We each cooked at our own work stations, which included everything we needed to cook up our curry banquet including a portable two-hob stove. Our first dish was the sweet potato curry, followed by the daal, the green bhuna curry then the pea pilau rice. It’s very hands on – we measured, mixed and chopped our own ingredients, inhaled deeply the amazing aromas we were producing, and taste tested throughout the day.

The atmosphere was friendly and relaxed – Sameena shared stories of a family Indian wedding she had recently attended, and the other couple and I exchanged stories about fussy children. And at the end of the day we packaged up mountains of food to take home and share with our families – including those fussy children.

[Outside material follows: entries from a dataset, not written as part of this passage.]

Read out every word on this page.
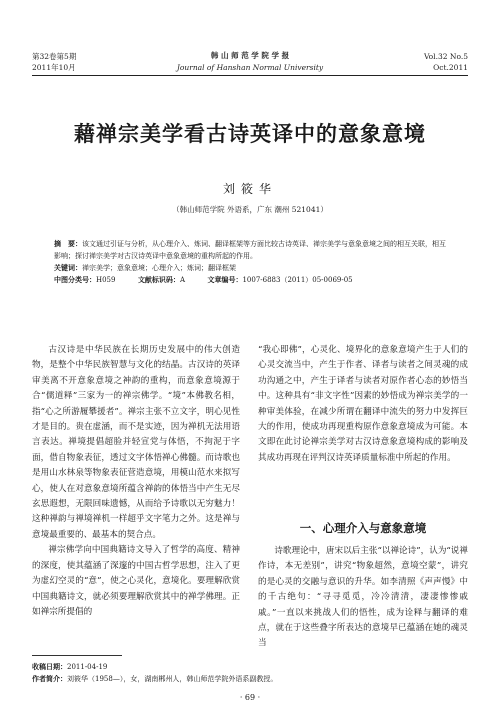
第32卷第5期
2011年10月
韩 山 师 范 学 院 学 报
Journal of Hanshan Normal University
Vol.32 No.5
Oct.2011
藉禅宗美学看古诗英译中的意象意境
刘筱华
（韩山师范学院 外语系，广东 潮州 521041）
摘　要：该文通过引证与分析，从心理介入、炼词、翻译框架等方面比较古诗英译、禅宗美学与意象意境之间的相互关联，相互影响；探讨禅宗美学对古汉诗英译中意象意境的重构所起的作用。
关键词：禅宗美学；意象意境；心理介入；炼词；翻译框架
中图分类号：H059	文献标识码：A	文章编号：1007-6883（2011）05-0069-05

古汉诗是中华民族在长期历史发展中的伟大创造物，是整个中华民族智慧与文化的结晶。古汉诗的英译审美离不开意象意境之神韵的重构，而意象意境源于合“儒道释”三家为一的禅宗佛学。“境”本佛教名相，指“心之所游履攀援者”。禅宗主张不立文字，明心见性才是目的。贵在虚涵，而不是实迹，因为禅机无法用语言表达。禅境提倡超脸并轻宣党与体悟，不拘泥于字面，借自物象表征，透过文字体悟禅心佛髓。而诗歌也是用山水林泉等物象表征营造意境，用模山范水来拟写心，使人在对意象意境所蕴含禅韵的体悟当中产生无尽玄思遐想，无限回味遗憾，从而给予诗歌以无穷魅力！这种禅韵与禅境禅机一样超乎文字笔力之外。这是禅与意境最重要的、最基本的契合点。

禅宗佛学向中国典籍诗文导入了哲学的高度、精神的深度，使其蕴涵了深邃的中国古哲学思想，注入了更为虚幻空灵的“意”，使之心灵化，意境化。要理解欣赏中国典籍诗文，就必须要理解欣赏其中的禅学佛理。正如禅宗所提倡的

“我心即佛”，心灵化、境界化的意象意境产生于人们的心灵交流当中，产生于作者、译者与读者之间灵魂的成功沟通之中，产生于译者与读者对原作者心态的妙悟当中。这种具有“非文字性”因素的妙悟成为禅宗美学的一种审美体验，在减少所谓在翻译中流失的努力中发挥巨大的作用，使成功再现重构原作意象意境成为可能。本文即在此讨论禅宗美学对古汉诗意象意境构成的影响及其成功再现在评判汉诗英译质量标准中所起的作用。

一、心理介入与意象意境

诗歌理论中，唐宋以后主张“以禅论诗”，认为“说禅作诗，本无差别”，讲究“物象超然，意境空蒙”，讲究的是心灵的交融与意识的升华。如李清照《声声慢》中的千古绝句：“寻寻觅觅，冷冷清清，凄凄惨惨戚戚。”一直以来挑战人们的悟性，成为诠释与翻译的难点，就在于这些叠字所表达的意境早已蕴涵在她的魂灵当

收稿日期：2011-04-19
作者简介：刘筱华（1958—），女，湖南郴州人，韩山师范学院外语系副教授。
· 69 ·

I thought my children were vegetable averse – but it turns out that when they’re cooked using Sameena’s secret recipes, they’re actually quite good. I served my curry banquet to my family for dinner the next evening and was amazed and really quite chuffed at how much they all enjoyed it.

Good for: Anyone who enjoys cooking and wants to learn the tricks to making authentic Indian curries. The classes would make a brilliant gift experience – a great thing for couples to do together, or groups of friends. You don’t need

Not for: It probably quite obvious really, but if you don’t like spicy food or curries, you probably won’t enjoy this day.

The damage: Sameena’s Quick and Easy Sunday class, which runs from 10am-2pm, is £70 per person. Her Slow-cook class is from 10am-4.30pm on a Saturday and costs £120. Sameena provides everything you need.